All cubics (and indeed all polynomials with odd order) accelerate towards one infinity for extreme positive values for x, and towards the other for extreme negative values of x, because the x^3 term is sensitive to the sign of x.
At the 'centre' of the cubic, the gradient is relatively small, and most often passes 0 and is negative for a while. However, it will always pass 0 again and remain positive forever. There are always 0, 1 or 2 stationary points, and this can be explained by the equation of a quadratic. The gradient function of a cubic is a quadratic, which always has 0, 1 or 2 distinct real roots. Therefore, if a curve has no stationary points, its gradient function has no real roots.
I have chosen not to use that method for forming the equation of the cubic, rather I will use known values.
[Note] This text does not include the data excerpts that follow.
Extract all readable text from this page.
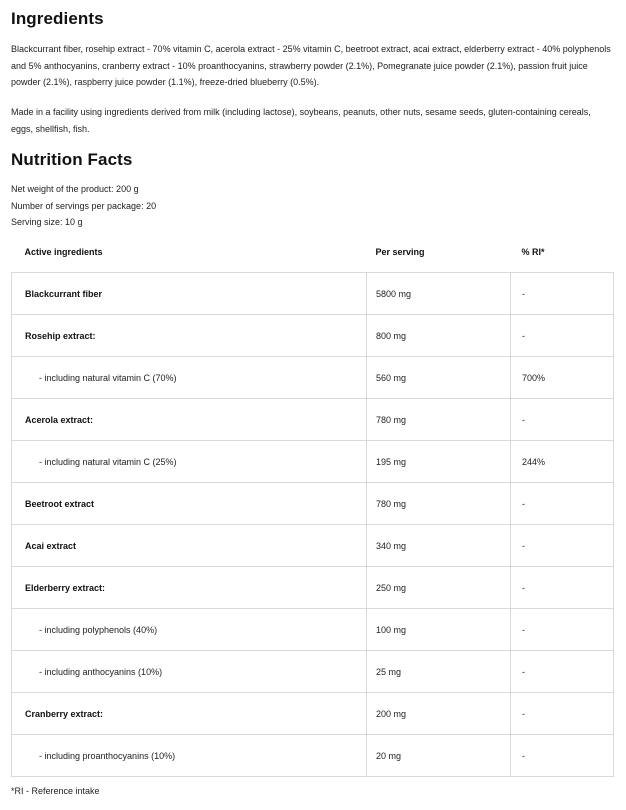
Ingredients

Blackcurrant fiber, rosehip extract - 70% vitamin C, acerola extract - 25% vitamin C, beetroot extract, acai extract, elderberry extract - 40% polyphenols and 5% anthocyanins, cranberry extract - 10% proanthocyanins, strawberry powder (2.1%), Pomegranate juice powder (2.1%), passion fruit juice powder (2.1%), raspberry juice powder (1.1%), freeze-dried blueberry (0.5%).

Made in a facility using ingredients derived from milk (including lactose), soybeans, peanuts, other nuts, sesame seeds, gluten-containing cereals, eggs, shellfish, fish.

Nutrition Facts
Net weight of the product: 200 g
Number of servings per package: 20
Serving size: 10 g
Active ingredients	Per serving	% RI*
Blackcurrant fiber	5800 mg	-
Rosehip extract:	800 mg	-
- including natural vitamin C (70%)	560 mg	700%
Acerola extract:	780 mg	-
- including natural vitamin C (25%)	195 mg	244%
Beetroot extract	780 mg	-
Acai extract	340 mg	-
Elderberry extract:	250 mg	-
- including polyphenols (40%)	100 mg	-
- including anthocyanins (10%)	25 mg	-
Cranberry extract:	200 mg	-
- including proanthocyanins (10%)	20 mg	-
*RI - Reference intake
We can see that x = - 1 is a root of this cubic, so we can write the function as a product of the linear factor (x + 1) and an unknown quadratic factor (ax^2 + bx + c). Multiplying this out, we get:
f(x) = ax^3 + (a + b)x^2 + (b + c)x + c
Using the known values of f(x) for x = 0, x = 1 and x = 2: f(0) = 1, f(1) = 2, f(2) = 4, we have three equations in three variables which we can solve simultaneously:
f(0) = c = 1 => f(x) = ax^3 + (a + b)x^2 + (b + 1)x + 1
f(1) = a + (a + b) + (b + 1) + 1 = 2 => 2a + 2b = 0 => f(x) = ax^3 + (b + 1)x + 1
f(2) = 8a + 2(b + 1) + 1 = 4 => 8a + 2b = 1 => 6a = 1 => a = 1/6, b = -1/6
f(x) = (1/6)x^3 + (-1/6 + 1)x + 1 = 1/6 (x^3 + 5x + 6)